A collection of scripts to streamline the translation of markdown files using vector stores and deep learning.
This toolkit provides a set of Python scripts designed to simplify the translation process for markdown files. The scripts leverage embedding models to enhance the accuracy of document retrieval and improve the overall translation workflow.
The search_word.py
script initializes a search engine for retrieving relevant documents based on embeddings. It is designed to work with markdown files in multiple languages. The CLI app is based on Typer.
-
Installation:
- Install the module itself:
- install the toolset:
pip install fatush
- then run the script:
fatush run
- install the toolset:
- Install the whole project:
- Clone this repository:
git clone https://github.com/alperiox/fatush.git
- Change the directory to the project folder:
cd fatush
- Install the required dependencies using pip or poetry:
pip install -r requirements.txt
orpoetry install
- Clone this repository:
- Install the module itself:
-
Configuration:
- Run the initialization script:
python fatush/search_word.py run
- Follow the prompts to set up the initial configuration.
- If the
config.yaml
file is not found, the script will fetch documents from the FastAPI repo and create the necessary configuration file.
- Run the initialization script:
-
Processing Documents:
- The script will process the documents based on the provided configuration.
- It'll split the documents line by line and then calculate their embeddings to set up a FAISS vector store.
-
Loading Embedding Model:
- The used embedding model is all-MiniLM-L6-v2, which is rather popular for vectorstores.
-
Vector Store:
- If the vector store path is not found in the configuration, it will be constructed and loaded.
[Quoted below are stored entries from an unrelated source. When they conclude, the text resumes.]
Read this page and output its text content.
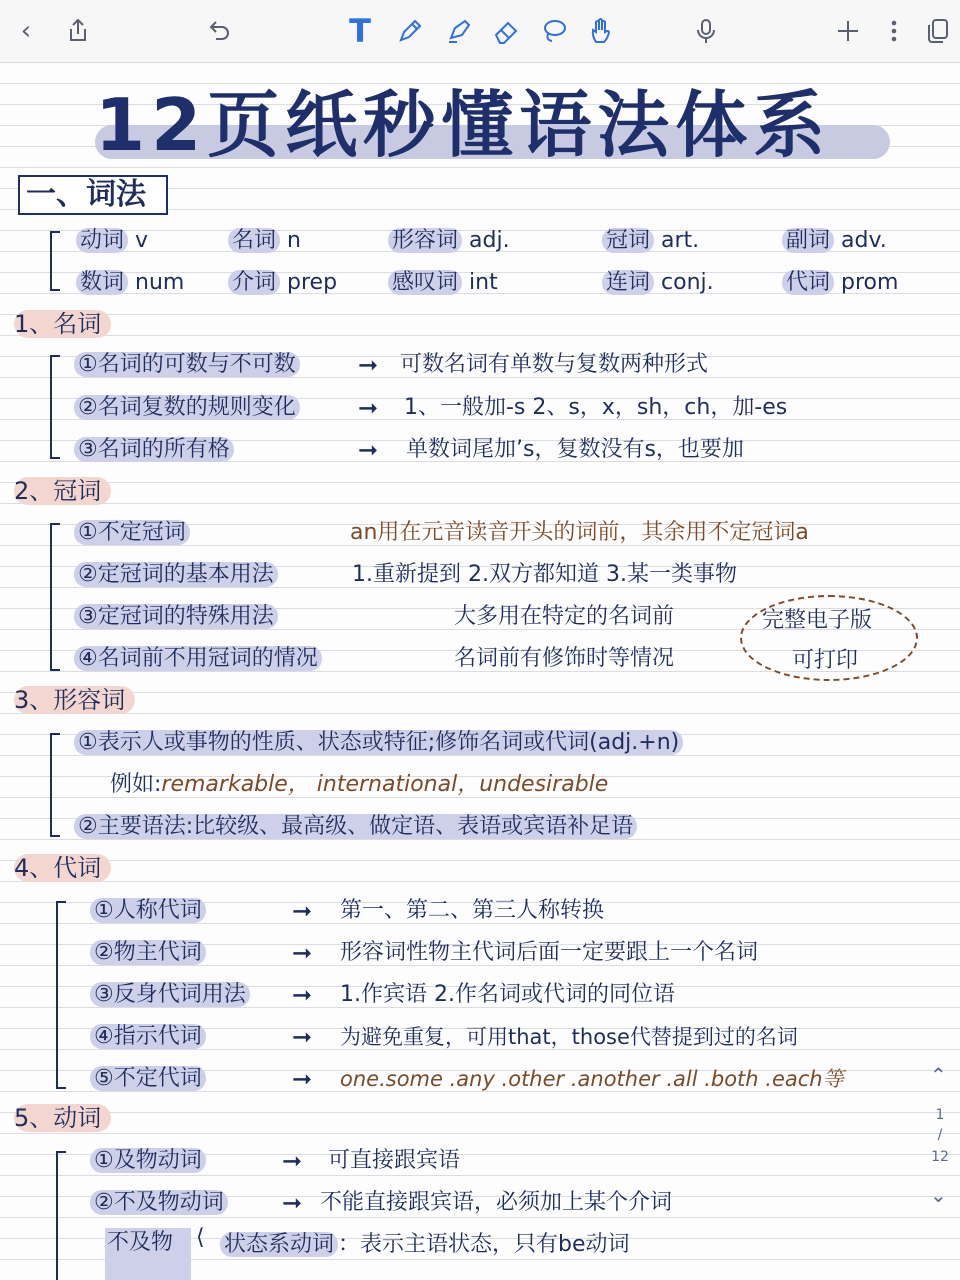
‹	T
12页纸秒懂语法体系
一、词法
动词 v	名词 n	形容词 adj.	冠词 art.	副词 adv.
数词 num 介词 prep 感叹词 int	连词 conj.	代词 prom
1、名词
①名词的可数与不可数	➞ 可数名词有单数与复数两种形式
②名词复数的规则变化	➞ 1、一般加-s 2、s，x，sh，ch，加-es
③名词的所有格	➞ 单数词尾加’s，复数没有s，也要加
2、冠词
①不定冠词	an用在元音读音开头的词前，其余用不定冠词a
②定冠词的基本用法	1.重新提到 2.双方都知道 3.某一类事物
③定冠词的特殊用法	大多用在特定的名词前
④名词前不用冠词的情况	名词前有修饰时等情况
完整电子版
可打印
3、形容词
①表示人或事物的性质、状态或特征;修饰名词或代词(adj.+n)
例如:remarkable， international，undesirable
②主要语法:比较级、最高级、做定语、表语或宾语补足语
4、代词
①人称代词	➞ 第一、第二、第三人称转换
②物主代词	➞ 形容词性物主代词后面一定要跟上一个名词
③反身代词用法 ➞ 1.作宾语 2.作名词或代词的同位语
④指示代词	➞ 为避免重复，可用that，those代替提到过的名词
⑤不定代词	➞ one.some .any .other .another .all .both .each等
5、动词
①及物动词	➞ 可直接跟宾语
②不及物动词 ➞ 不能直接跟宾语，必须加上某个介词
不及物	⟨ 状态系动词 ：表示主语状态，只有be动词
⌃
1
/
12
⌄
It'll be loaded automatically otherwise.
- Currently, the only implemented vector store is FAISS.
-
Search Engine Initialization:
- The search engine is initialized with the loaded embedding model and vector store.
- The script will start the inference process to provide relevant search results.
-
TODOs:
- Integration tests
- Hopefully, a web application based on FastAPI
- Yet another tool for automatically suggesting initial translations for the given text
- Currently, the scripts don't cover all exceptions. This may require you to reconfigure the script by deleting the config file and the downloaded repository if you do not run the script directly without configuring any options.
source_lang
: Source language code (e.g., 'en').translation_lang
: Translation language code (e.g., 'tr').docs_path
: Path to the documents (default is the current working directory).vectorstore_path
: Path to the vector store (default is the current working directory).
Since the project is built on my experience with translating FastAPI documentation, a nicer abstraction is a must for a more generally usable toolset. That is because there are several hard-coded variables at the moment, like fetching the documentation from the FastAPI repository.